Why Multiple Heads Help

Different Heads Learn Different Things

Research has shown that different attention heads specialize:

Positional heads: Attend to adjacent tokens (syntax)
Coreference heads: Track pronoun references
Semantic heads: Group related meanings
Rare word heads: Focus on unusual tokens
Delimiter heads: Watch for punctuation, separators

          Interesting Finding: Some heads are "unused" or redundant. 
          In large models, you can often prune (remove) 20-40% of heads with minimal impact!
        

Computational Efficiency

Multi-head attention has the same computational cost as single-head with full dimensionality:

# Single head with d_model = 512
Q, K, V each: (seq, 512)
Q @ K^T: O(seq² × 512)

# 8 heads with d_k = 64
Each head: Q, K, V are (seq, 64)
Per head Q @ K^T: O(seq² × 64)
8 heads total: O(seq² × 64 × 8) = O(seq² × 512)

# Same total computation! But more expressive.
      

        Key Insight: Splitting into heads doesn't increase computation because 
        each head works with lower-dimensional vectors. But it dramatically increases expressiveness!
      

Common Configurations

Model	d_model	Heads	d_k per head
BERT-Base	768	12	64
GPT-2	768	12	64
GPT-3	12288	96	128
LLaMA-2	4096	32	128

Exercises

Exercise 1: Head Dimensions

If d_model = 1024 and we want 16 heads, what should d_k be?

Exercise 2: Output Shape

Multi-head attention takes input of shape (batch=2, seq=100, d_model=512) with 8 heads. What is the shape of the output?

Exercise 3: Why Split?

Why not just use single-head attention with the full d_model dimension? What do we gain by splitting into multiple heads?

Knowledge Check Quiz

Test Your Understanding

Question 1: What is the primary advantage of using multiple attention heads instead of a single attention mechanism?

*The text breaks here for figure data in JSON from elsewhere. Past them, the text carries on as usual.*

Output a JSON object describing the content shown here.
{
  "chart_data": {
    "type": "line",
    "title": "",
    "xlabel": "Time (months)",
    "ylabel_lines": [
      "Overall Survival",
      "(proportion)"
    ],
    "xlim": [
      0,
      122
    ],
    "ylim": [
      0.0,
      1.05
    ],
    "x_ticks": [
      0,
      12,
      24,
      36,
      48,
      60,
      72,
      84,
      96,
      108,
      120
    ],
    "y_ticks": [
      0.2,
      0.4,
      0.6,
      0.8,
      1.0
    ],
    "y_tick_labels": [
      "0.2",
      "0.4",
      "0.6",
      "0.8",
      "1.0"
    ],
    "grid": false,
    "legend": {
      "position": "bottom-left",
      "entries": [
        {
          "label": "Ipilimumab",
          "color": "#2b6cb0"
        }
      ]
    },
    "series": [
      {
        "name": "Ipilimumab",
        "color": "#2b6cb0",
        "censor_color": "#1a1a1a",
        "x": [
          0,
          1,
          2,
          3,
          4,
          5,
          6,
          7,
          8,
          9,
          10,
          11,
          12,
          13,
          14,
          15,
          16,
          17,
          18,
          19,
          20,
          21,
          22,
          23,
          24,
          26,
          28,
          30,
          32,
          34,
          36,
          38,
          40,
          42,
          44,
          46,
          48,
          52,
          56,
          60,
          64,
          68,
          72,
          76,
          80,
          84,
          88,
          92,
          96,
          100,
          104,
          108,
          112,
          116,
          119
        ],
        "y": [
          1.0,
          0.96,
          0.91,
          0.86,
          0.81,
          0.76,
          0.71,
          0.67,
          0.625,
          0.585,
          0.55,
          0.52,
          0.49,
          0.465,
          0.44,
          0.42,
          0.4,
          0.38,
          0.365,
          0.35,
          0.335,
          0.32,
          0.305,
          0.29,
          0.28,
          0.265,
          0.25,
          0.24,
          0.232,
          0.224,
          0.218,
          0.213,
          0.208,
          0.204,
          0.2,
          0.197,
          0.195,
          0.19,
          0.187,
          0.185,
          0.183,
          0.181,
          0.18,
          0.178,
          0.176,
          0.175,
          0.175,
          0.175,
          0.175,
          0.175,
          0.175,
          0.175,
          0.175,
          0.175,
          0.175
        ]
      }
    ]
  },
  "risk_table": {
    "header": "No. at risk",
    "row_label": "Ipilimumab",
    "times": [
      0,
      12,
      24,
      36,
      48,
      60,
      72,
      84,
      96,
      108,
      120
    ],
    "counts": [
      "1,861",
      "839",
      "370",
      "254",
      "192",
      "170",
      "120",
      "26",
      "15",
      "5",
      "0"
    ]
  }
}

Answer: Multiple heads can capture different types of relationships simultaneously (e.g., syntactic, semantic, coreference) that a single head cannot optimally represent all at once.

Question 2: If a model has d_model = 768 and num_heads = 12, what is d_k (the dimension per head)?

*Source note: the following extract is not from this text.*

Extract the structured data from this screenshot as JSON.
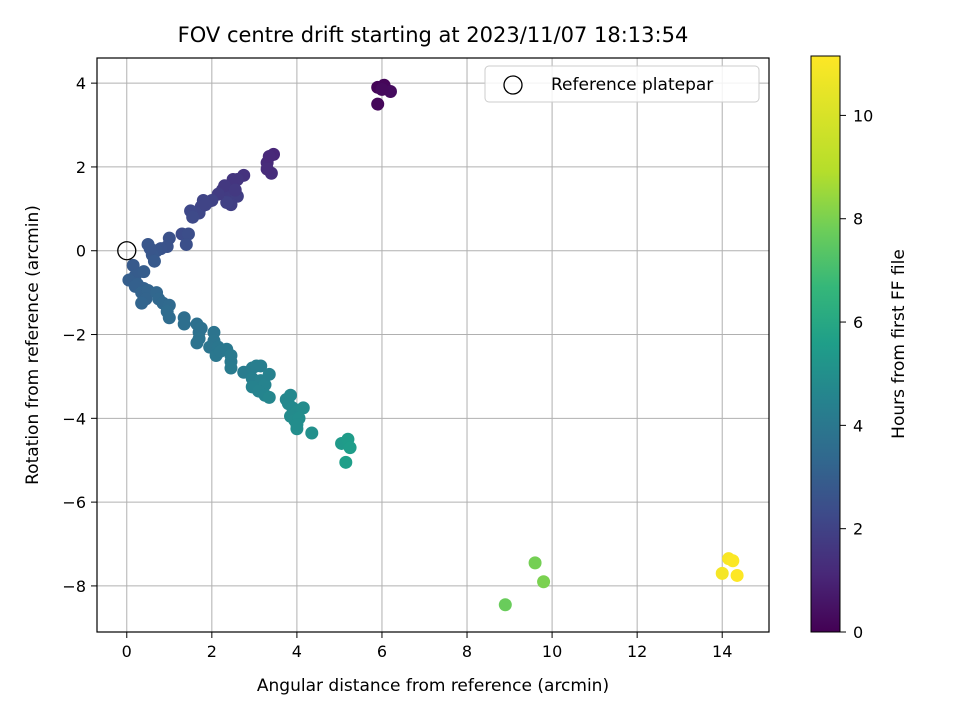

Answer: d_k = 768 / 12 = 64. Each head operates on 64-dimensional vectors.

Question 3: Why doesn't multi-head attention increase computational cost compared to single-head with the same total dimension?

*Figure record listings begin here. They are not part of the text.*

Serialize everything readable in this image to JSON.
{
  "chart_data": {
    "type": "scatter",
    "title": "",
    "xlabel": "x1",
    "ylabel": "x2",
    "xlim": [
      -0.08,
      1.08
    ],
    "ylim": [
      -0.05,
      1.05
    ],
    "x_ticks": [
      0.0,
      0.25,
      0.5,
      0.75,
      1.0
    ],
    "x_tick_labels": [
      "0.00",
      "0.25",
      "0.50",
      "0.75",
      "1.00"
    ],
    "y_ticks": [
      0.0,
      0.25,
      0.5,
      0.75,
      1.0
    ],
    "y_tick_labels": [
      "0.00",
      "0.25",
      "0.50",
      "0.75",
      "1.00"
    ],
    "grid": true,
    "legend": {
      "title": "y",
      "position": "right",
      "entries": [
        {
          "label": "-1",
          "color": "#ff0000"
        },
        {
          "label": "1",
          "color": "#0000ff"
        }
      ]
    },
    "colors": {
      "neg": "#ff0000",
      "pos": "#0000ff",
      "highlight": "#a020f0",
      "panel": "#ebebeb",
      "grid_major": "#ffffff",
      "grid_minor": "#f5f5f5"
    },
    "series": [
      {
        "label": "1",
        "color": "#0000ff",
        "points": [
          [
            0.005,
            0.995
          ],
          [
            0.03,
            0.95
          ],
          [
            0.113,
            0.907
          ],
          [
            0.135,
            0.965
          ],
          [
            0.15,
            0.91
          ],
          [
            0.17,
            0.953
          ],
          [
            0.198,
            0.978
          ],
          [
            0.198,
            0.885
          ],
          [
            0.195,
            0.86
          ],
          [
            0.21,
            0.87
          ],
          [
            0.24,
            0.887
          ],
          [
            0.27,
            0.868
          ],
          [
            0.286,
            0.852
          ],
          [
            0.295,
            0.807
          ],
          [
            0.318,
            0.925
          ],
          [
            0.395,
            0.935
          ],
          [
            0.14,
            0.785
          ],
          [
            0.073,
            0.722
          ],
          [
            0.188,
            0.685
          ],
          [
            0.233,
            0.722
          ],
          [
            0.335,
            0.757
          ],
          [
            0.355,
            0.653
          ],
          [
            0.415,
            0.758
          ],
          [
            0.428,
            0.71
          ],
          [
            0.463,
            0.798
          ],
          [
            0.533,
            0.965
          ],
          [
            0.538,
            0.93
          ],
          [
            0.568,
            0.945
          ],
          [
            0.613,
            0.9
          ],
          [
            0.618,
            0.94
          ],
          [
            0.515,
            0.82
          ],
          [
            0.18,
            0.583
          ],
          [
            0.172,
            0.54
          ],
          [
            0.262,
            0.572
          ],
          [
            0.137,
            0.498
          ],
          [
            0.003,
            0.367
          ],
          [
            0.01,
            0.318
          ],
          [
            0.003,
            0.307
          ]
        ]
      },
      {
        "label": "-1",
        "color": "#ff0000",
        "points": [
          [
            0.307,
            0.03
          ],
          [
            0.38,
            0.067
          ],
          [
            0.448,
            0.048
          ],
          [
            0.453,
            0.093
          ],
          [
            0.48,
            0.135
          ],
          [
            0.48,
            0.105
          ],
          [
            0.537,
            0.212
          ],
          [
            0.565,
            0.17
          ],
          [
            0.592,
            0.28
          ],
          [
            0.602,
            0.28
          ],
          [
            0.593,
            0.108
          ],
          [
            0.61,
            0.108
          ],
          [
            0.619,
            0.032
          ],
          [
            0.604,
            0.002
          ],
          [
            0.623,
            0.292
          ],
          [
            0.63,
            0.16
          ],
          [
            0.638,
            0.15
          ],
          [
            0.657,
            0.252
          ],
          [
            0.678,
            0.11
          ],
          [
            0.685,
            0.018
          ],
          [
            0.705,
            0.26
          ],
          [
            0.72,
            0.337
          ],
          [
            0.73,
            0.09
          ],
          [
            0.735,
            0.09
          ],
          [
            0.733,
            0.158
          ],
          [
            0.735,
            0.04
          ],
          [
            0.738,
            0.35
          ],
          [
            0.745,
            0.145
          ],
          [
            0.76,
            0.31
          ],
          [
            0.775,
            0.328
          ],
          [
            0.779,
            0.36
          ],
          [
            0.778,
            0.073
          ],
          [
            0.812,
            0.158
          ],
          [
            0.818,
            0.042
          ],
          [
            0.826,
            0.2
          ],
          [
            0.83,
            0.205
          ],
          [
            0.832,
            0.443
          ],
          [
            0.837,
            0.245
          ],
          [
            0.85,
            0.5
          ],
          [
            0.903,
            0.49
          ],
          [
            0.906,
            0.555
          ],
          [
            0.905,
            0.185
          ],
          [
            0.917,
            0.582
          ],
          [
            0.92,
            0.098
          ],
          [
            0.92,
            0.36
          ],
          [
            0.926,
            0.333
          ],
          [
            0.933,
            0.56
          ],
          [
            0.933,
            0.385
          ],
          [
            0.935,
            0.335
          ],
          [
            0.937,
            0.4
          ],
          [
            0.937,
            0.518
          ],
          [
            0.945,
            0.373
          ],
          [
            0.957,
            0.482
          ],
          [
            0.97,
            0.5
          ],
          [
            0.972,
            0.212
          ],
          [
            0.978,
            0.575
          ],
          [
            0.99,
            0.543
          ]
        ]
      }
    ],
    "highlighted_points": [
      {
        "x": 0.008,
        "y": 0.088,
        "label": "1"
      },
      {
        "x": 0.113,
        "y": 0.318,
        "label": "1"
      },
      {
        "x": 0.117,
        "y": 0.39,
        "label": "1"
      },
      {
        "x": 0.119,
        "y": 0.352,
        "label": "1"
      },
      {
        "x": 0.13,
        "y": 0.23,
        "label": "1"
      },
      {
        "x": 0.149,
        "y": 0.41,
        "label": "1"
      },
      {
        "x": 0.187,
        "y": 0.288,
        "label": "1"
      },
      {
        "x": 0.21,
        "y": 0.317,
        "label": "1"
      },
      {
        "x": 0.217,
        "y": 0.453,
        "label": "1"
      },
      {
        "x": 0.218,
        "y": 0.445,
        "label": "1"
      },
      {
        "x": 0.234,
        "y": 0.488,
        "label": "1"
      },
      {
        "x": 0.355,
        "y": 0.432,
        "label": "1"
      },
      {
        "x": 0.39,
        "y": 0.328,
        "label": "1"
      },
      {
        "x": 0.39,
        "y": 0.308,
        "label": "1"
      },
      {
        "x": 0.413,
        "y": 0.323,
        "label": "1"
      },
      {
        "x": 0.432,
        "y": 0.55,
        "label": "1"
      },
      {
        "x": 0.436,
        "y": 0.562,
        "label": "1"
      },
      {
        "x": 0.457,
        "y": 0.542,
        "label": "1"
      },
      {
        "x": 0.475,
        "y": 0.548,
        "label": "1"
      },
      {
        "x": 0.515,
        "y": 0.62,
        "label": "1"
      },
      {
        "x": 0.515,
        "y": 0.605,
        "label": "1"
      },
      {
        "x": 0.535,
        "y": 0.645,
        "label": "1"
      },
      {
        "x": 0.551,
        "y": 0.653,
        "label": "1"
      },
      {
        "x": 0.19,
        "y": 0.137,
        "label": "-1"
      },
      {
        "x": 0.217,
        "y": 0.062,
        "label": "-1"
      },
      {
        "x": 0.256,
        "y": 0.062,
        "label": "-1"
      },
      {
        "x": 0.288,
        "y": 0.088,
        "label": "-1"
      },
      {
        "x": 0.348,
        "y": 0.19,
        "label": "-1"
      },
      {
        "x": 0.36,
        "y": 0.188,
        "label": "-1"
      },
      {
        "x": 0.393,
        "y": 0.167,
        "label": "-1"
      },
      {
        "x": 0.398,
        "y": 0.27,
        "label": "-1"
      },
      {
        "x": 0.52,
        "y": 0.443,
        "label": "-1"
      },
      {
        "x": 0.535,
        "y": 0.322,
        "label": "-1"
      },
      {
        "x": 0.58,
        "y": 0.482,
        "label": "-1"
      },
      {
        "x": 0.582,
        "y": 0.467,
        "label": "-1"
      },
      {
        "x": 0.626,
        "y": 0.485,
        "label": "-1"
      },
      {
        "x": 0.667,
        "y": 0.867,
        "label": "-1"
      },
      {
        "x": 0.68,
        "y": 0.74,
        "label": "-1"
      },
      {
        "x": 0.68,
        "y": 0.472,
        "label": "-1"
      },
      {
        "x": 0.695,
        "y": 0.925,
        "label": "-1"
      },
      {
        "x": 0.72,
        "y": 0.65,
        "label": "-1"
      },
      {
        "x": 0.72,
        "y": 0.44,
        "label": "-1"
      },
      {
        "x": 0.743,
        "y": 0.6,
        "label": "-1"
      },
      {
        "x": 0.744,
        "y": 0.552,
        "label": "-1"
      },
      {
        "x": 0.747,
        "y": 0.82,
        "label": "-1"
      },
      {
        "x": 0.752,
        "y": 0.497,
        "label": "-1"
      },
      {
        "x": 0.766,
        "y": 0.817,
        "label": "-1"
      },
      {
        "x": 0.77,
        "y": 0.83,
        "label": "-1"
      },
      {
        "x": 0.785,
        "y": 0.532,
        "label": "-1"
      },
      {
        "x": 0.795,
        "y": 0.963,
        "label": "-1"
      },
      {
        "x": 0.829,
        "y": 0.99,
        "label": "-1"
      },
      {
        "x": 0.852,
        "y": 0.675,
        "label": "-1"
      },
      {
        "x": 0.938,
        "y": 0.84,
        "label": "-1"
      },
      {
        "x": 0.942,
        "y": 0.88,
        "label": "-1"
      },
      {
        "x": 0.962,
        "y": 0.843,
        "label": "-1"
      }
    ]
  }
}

Answer: The computation is split across heads—each head uses lower-dimensional vectors (d_k = d_model / h). The total FLOPs remain the same: O(seq² × d_model) regardless of head count.

Question 4: What operation combines the outputs from all attention heads back into a single representation?

Answer: The outputs are concatenated along the dimension axis, then passed through a final linear projection W_O (output weight matrix) to produce the final d_model-sized representation.

Question 5: Name two types of linguistic relationships that different attention heads might specialize in capturing.

Answer: (Any two of) positional/adjacent token relationships, pronoun coreference, subject-verb agreement, semantic similarity, adjective-noun modification, delimiter/punctuation tracking.